11 ♛ Tehlike ve Buz*
♛ 11. Bölüm ♛
TEHLİKE VE BUZ
Buz Diyarı
Soğuk, buradaki her şeye hakimdi. Buz Diyarı her zaman kış mevsimini yaşardı. Her mevsim kar yağardı, soğuk rüzgarlar eserdi.
Ve soğuk, burada dondururdu.
Kendine geldiğinde Kızıl Kraliçe'ye bu olmuştu. Düşünceleri, bedeni, gücü, hisleri, her şeyi donmuştu. Hissettiği yalnız soğuktan ibaretti. Ve soğuk, bir an için hiçbir şey hatırlamayan Mysania'nın nerede olduğunu anında fark etmesini sağlamıştı.
Gözlerini açmadan önce hatırlamaya çalışsa da soğuk onun düşünmesini bile engellemeyi başardı.
Duymaya başladığında aradan ne kadar zaman geçtiğini kavrayamadı.
"Kar Kraliçesi bekliyor. Onu ne kadar daha uyutmamız gerekiyor?" diye sordu bir kadın sesi. Buz Diyarı'ndan biri olduğu belliydi ve Mysania onun ses tonundaki büyüyü fark etmişti. Bir buz büyücüsüydü.
Bundan sonra konuşan ses az öncekinden farklıydı. Güçlüydü. Hatta tanıdık bir şeyler vardı. Ejderha gücüne sahipti. "Yeterince uzun bir süre." Mysania o sırada Buz Ejderhası'nın Temsilcisi'nin Zanen olduğunu hatırladı, Zanen'le daha önce karşılaşmamıştı.
"Temsilci." Büyücünün sesi uzaktan geliyordu. "Sen üzerine düşeni yaptın. Bırak kızı götürelim."
"Kraliçe, vakti geldiğinde onu çağıracak." dedi Temsilci Zanen.
"Buz Kristalleri uyandırılmamalı. Temsilci haklı. Kraliçe bile onlara sahip çıkamayabilir." Bu ses ise bilge ve yaşlıydı. Ne ırkı, ne de hangi bölgeye ait olduğu sesinden anlaşılabiliyordu.

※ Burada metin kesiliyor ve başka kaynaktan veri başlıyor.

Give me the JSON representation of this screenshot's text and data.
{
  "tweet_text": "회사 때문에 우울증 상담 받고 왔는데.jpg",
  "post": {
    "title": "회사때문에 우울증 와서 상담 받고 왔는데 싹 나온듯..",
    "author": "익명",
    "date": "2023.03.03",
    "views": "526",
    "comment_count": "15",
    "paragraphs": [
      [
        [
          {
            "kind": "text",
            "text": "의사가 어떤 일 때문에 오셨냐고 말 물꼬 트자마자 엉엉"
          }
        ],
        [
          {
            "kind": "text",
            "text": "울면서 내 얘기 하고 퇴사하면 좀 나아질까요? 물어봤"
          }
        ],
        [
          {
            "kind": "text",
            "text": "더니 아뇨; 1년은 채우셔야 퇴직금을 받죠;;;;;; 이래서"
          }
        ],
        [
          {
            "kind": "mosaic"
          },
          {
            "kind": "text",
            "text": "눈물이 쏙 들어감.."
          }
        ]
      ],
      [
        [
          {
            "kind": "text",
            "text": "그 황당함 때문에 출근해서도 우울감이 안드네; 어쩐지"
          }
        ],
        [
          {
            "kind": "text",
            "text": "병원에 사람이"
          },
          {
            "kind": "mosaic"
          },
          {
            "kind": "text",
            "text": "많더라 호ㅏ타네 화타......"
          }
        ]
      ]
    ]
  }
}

"Biz emirlere uyarız. Kızı, Kraliçe'ye götüreceğiz." diye diretti buz büyücüsü.
Mysania en sonunda her şeyi tam olarak hatırladı. Kar Kraliçesi, Turkuaz Saray'a saldırmıştı. Kızıl Kraliçe'yi esir almıştı.
Kapının açılma sesi duyuldu. Ardından bir buz hükümdarının geldiğini belli eden soğuk etrafı dondurdu.
"Büyücü, Elrona'nın bunu yapması için bir gerekçesinin olması gerektiğini söyledi." Kadının sesi ince ve pürüzsüzdü, tıpkı tenini kesen buzlar gibi.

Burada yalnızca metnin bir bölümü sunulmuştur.